Icelandic Regulator Takes Control of Kaupthing Bank

By Tasneem Brogger

Oct. 9 (Bloomberg) -- Iceland's government seized control of Kaupthing Bank hf, the nation's biggest bank, completing the takeover of a banking industry that has collapsed under the weight of its foreign debt.

Kaupthing's domestic deposits are fully guaranteed and the aim of the takeover is to provide a ``functioning domestic banking system,'' the country's Financial Supervisory Authority said in a statement on its Web site today.

The banks are saddled with about $61 billion of debt, Bloomberg data show, and the government is seeking a loan from Russia and may ask for aid from the International Monetary Fund. Regulators this week took over the second- and third-largest lenders, Glitnir Bank hf and Landsbanki Islands hf, while the central bank ditched an attempt to fix the krona as investors fled.

``This looks like a total collapse,'' said Thomas Haugaard Jensen, an economist at Svenska Handelsbanken AB in Copenhagen. ``It'll take several years before the economy can start to return to growth.''

The central bank had tried to fix the trade-weighted krona index at 175, corresponding to 131 against the euro. Nordea Bank AB, the biggest Scandinavian lender, said yesterday the price suggested by bid/ask spreads in pre-market trading was 255 per euro, 49 percent below the rate targeted by the bank.

Russia, IMF

Iceland will start talks with Russia on Tuesday to secure a loan of as much as 4 billion euros ($5.48 billion), Prime Minister Geir Haarde said late yesterday. He added that loans from the IMF and Russia ``are not mutually exclusive,'' though said the government hadn't, ``at this point at least,'' asked the IMF for a standby loan or an economic program.

Fitch Ratings Ltd. cut Iceland's long-term foreign currency issuer default rating to BBB- from A-. The rating remains on negative watch, Fitch said.

``Iceland faces a very severe recession which will result in a further deterioration in banks' domestic assets,'' Fitch said in a statement. ``It remains uncertain as to the extent that the sovereign can distance itself from the foreign liabilities of failing Icelandic banks.''

Kaupthing's entire board of directors has resigned and the FSA has appointed a committee to wind up the lender's business, the bank said in a statement today.

No Parallel

``While the winding-up committee is in control of the bank, the bank may not be made subject to enforcement, preliminary seizure or insolvency proceedings,'' Kaupthing said.

``It's difficult to find any parallels to what's happening in Iceland in the industrialized world,'' Jensen said. ``You'd have to look to emerging markets, and after the Asian crisis, for example, those economies contracted about 10 percent.''

Iceland's oversized and overly debt-reliant bank industry put it ``probably in the worst position in the developed world to cope with the ongoing credit crisis,'' Deutsche Bank AB economist Henrik Gullberg said on Oct. 7.

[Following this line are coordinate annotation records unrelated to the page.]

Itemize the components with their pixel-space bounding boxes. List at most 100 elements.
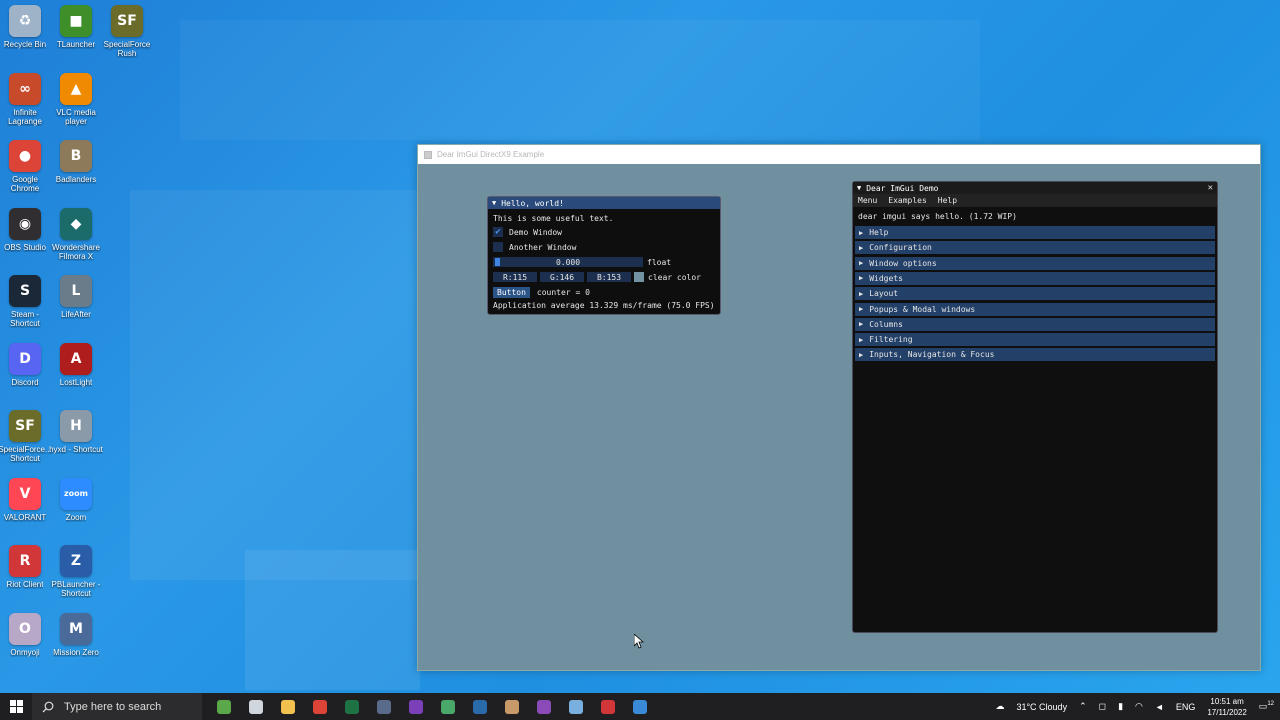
desktop-icon[interactable]: ◆ Wondershare Filmora X <box>48 207 104 261</box>
weather-text[interactable]: 31°C Cloudy <box>1016 702 1067 712</box>
menu-item-help[interactable]: Help <box>938 196 957 205</box>
app-icon-red[interactable] <box>592 693 624 720</box>
close-icon[interactable]: ✕ <box>1208 183 1213 193</box>
desktop-icon[interactable]: R Riot Client <box>0 545 53 589</box>
desktop-icon[interactable]: zoom Zoom <box>48 477 104 522</box>
desktop-icon[interactable]: O Onmyoji <box>0 612 53 657</box>
float-slider[interactable]: 0.000 <box>493 257 643 267</box>
visual-studio-2-icon[interactable] <box>528 693 560 720</box>
chrome-icon[interactable] <box>304 693 336 720</box>
taskbar-app-glyph <box>537 699 551 714</box>
collapsing-header[interactable]: ▶ Configuration <box>855 241 1215 255</box>
file-explorer-icon[interactable] <box>272 693 304 720</box>
app-icon: D <box>9 342 41 375</box>
desktop-icon-label: Zoom <box>65 512 87 522</box>
desktop-icon[interactable]: ◉ OBS Studio <box>0 207 53 252</box>
desktop-icon[interactable]: M Mission Zero <box>48 612 104 657</box>
collapsing-header[interactable]: ▶ Inputs, Navigation & Focus <box>855 348 1215 362</box>
color-b-drag[interactable]: B:153 <box>587 272 631 282</box>
desktop-icon[interactable]: ■ TLauncher <box>48 5 104 49</box>
visual-studio-icon[interactable] <box>400 693 432 720</box>
desktop-icon[interactable]: ∞ Infinite Lagrange <box>0 72 53 126</box>
desktop-icon[interactable]: SF SpecialForce Rush <box>99 5 155 58</box>
desktop-icon[interactable]: L LifeAfter <box>48 275 104 319</box>
hello-world-window[interactable]: ▼ Hello, world! This is some useful text… <box>487 196 721 315</box>
collapsing-header[interactable]: ▶ Popups & Modal windows <box>855 302 1215 316</box>
app-icon: S <box>9 275 41 307</box>
imgui-demo-window[interactable]: ▼ Dear ImGui Demo ✕ Menu Examples Help d… <box>852 181 1218 633</box>
app-icon-green[interactable] <box>432 693 464 720</box>
expand-arrow-icon: ▶ <box>859 335 864 344</box>
desktop-icon[interactable]: SF SpecialForce... Shortcut <box>0 410 53 463</box>
collapsing-header[interactable]: ▶ Columns <box>855 317 1215 331</box>
header-label: Filtering <box>869 335 913 345</box>
desktop-icon[interactable]: B Badlanders <box>48 140 104 184</box>
counter-button[interactable]: Button <box>493 287 530 298</box>
desktop-icon[interactable]: A LostLight <box>48 342 104 387</box>
imgui-app-icon[interactable] <box>624 693 656 720</box>
slider-label: float <box>647 257 672 267</box>
excel-icon[interactable] <box>336 693 368 720</box>
header-label: Layout <box>869 289 899 299</box>
imgui-host-window[interactable]: Dear ImGui DirectX9 Example ▼ Hello, wor… <box>417 144 1261 671</box>
wifi-icon[interactable]: ◠ <box>1135 701 1143 712</box>
calculator-icon[interactable] <box>368 693 400 720</box>
host-window-titlebar[interactable]: Dear ImGui DirectX9 Example <box>418 145 1260 164</box>
character-app-icon[interactable] <box>496 693 528 720</box>
another-window-checkbox-row[interactable]: Another Window <box>493 242 576 252</box>
collapsing-header[interactable]: ▶ Layout <box>855 287 1215 301</box>
collapsing-header[interactable]: ▶ Help <box>855 226 1215 239</box>
hello-window-titlebar[interactable]: ▼ Hello, world! <box>488 197 720 209</box>
taskbar: Type here to search ☁ 31°C Cloudy ⌃ ◻ ▮ … <box>0 693 1280 720</box>
color-r-drag[interactable]: R:115 <box>493 272 537 282</box>
desktop-icon[interactable]: V VALORANT <box>0 477 53 522</box>
notification-icon[interactable]: ▭12 <box>1259 701 1274 712</box>
desktop-icon[interactable]: ▲ VLC media player <box>48 72 104 126</box>
expand-arrow-icon: ▶ <box>859 350 864 359</box>
collapsing-header[interactable]: ▶ Window options <box>855 256 1215 270</box>
start-button[interactable] <box>0 693 32 720</box>
taskbar-app-glyph <box>249 699 263 714</box>
menu-item-examples[interactable]: Examples <box>888 196 927 205</box>
menu-item-menu[interactable]: Menu <box>858 196 877 205</box>
collapse-arrow-icon[interactable]: ▼ <box>857 184 861 192</box>
app-icon: O <box>9 612 41 645</box>
chevron-up-icon[interactable]: ⌃ <box>1079 701 1087 712</box>
desktop-icon[interactable]: D Discord <box>0 342 53 387</box>
cloud-icon[interactable]: ☁ <box>995 701 1004 712</box>
speaker-icon[interactable]: ◄ <box>1155 702 1164 712</box>
network-icon[interactable]: ◻ <box>1099 701 1106 712</box>
desktop-icon[interactable]: Z PBLauncher - Shortcut <box>48 545 104 598</box>
microphone-icon[interactable]: ▮ <box>1118 701 1123 712</box>
collapse-arrow-icon[interactable]: ▼ <box>492 199 496 207</box>
collapsing-header[interactable]: ▶ Widgets <box>855 271 1215 285</box>
desktop-icon-label: Onmyoji <box>10 647 40 657</box>
app-icon-blue[interactable] <box>464 693 496 720</box>
desktop-icon[interactable]: ♻ Recycle Bin <box>0 5 53 49</box>
slider-grab-handle[interactable] <box>495 258 500 266</box>
demo-window-checkbox-row[interactable]: ✔ Demo Window <box>493 227 562 237</box>
language-indicator[interactable]: ENG <box>1176 702 1196 712</box>
desktop-icon[interactable]: ● Google Chrome <box>0 140 53 193</box>
demo-window-titlebar[interactable]: ▼ Dear ImGui Demo ✕ <box>853 182 1217 194</box>
app-icon: ◆ <box>60 207 92 240</box>
app-icon: ∞ <box>9 72 41 105</box>
collapsing-header[interactable]: ▶ Filtering <box>855 333 1215 347</box>
desktop-icon[interactable]: Hhyxd - Shortcut <box>48 410 104 454</box>
clear-color-swatch[interactable] <box>634 272 644 282</box>
search-placeholder: Type here to search <box>64 700 162 713</box>
demo-window-checkbox[interactable]: ✔ <box>493 227 503 237</box>
header-label: Configuration <box>869 243 932 253</box>
taskbar-search-box[interactable]: Type here to search <box>32 693 202 720</box>
desktop-icon-label: Google Chrome <box>10 175 40 193</box>
app-icon-light[interactable] <box>560 693 592 720</box>
task-view-icon[interactable] <box>240 693 272 720</box>
clock-date: 17/11/2022 <box>1207 707 1247 717</box>
paint-icon[interactable] <box>208 693 240 720</box>
header-label: Window options <box>869 258 937 268</box>
clock[interactable]: 10:51 am 17/11/2022 <box>1207 696 1246 718</box>
color-g-drag[interactable]: G:146 <box>540 272 584 282</box>
another-window-checkbox[interactable] <box>493 242 503 252</box>
demo-menubar: Menu Examples Help <box>853 194 1217 207</box>
desktop-icon[interactable]: S Steam - Shortcut <box>0 275 53 328</box>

The debts of the Icelandic banking system are too big for the government to repay.

``There is no way that the Icelandic population can assume responsibility for the private debt'' that the banks have built up, Haarde said yesterday.

Other countries are in a better situation. The U.K.'s banks will get a 50 billion-pound ($87 billion) government lifeline and emergency loans from the central bank after the freeze in credit markets threatened to bring down the financial system.

Rate Cuts

The Federal Reserve, the European Central Bank and four other central banks lowered interest rates yesterday in a coordinated effort to ease the economic effects of the worst financial crisis since the Great Depression. All five cut benchmark rates by 0.5 percentage point.

This year and next, Kaupthing has 5 billion euros of debt obligations maturing, according to Bloomberg data. Glitnir's debt obligations over the same period are about 4 billion euros and Landsbanki has about 2 billion euros to finance.

U.K. taxpayers will probably face a bill of at least 2.4 billion pounds ($4.1 billion) to compensate about 300,000 U.K. holders of accounts at Icesave, a U.K. unit of Landsbanki, the Financial Times reported, citing unidentified U.K. government officials.

At least 20 local authorities across the U.K. stand to lose 10s of millions of pounds as the British government refused to guarantee wholesale deposits in Icelandic banks.

Kent County Council has 50 million pounds in Landsbanki and its U.K. unit Heritable as well as in Glitnir, the Guardian reported today. Transport for London has a 40 million-pound deposit with Kaupthing, the newspaper said.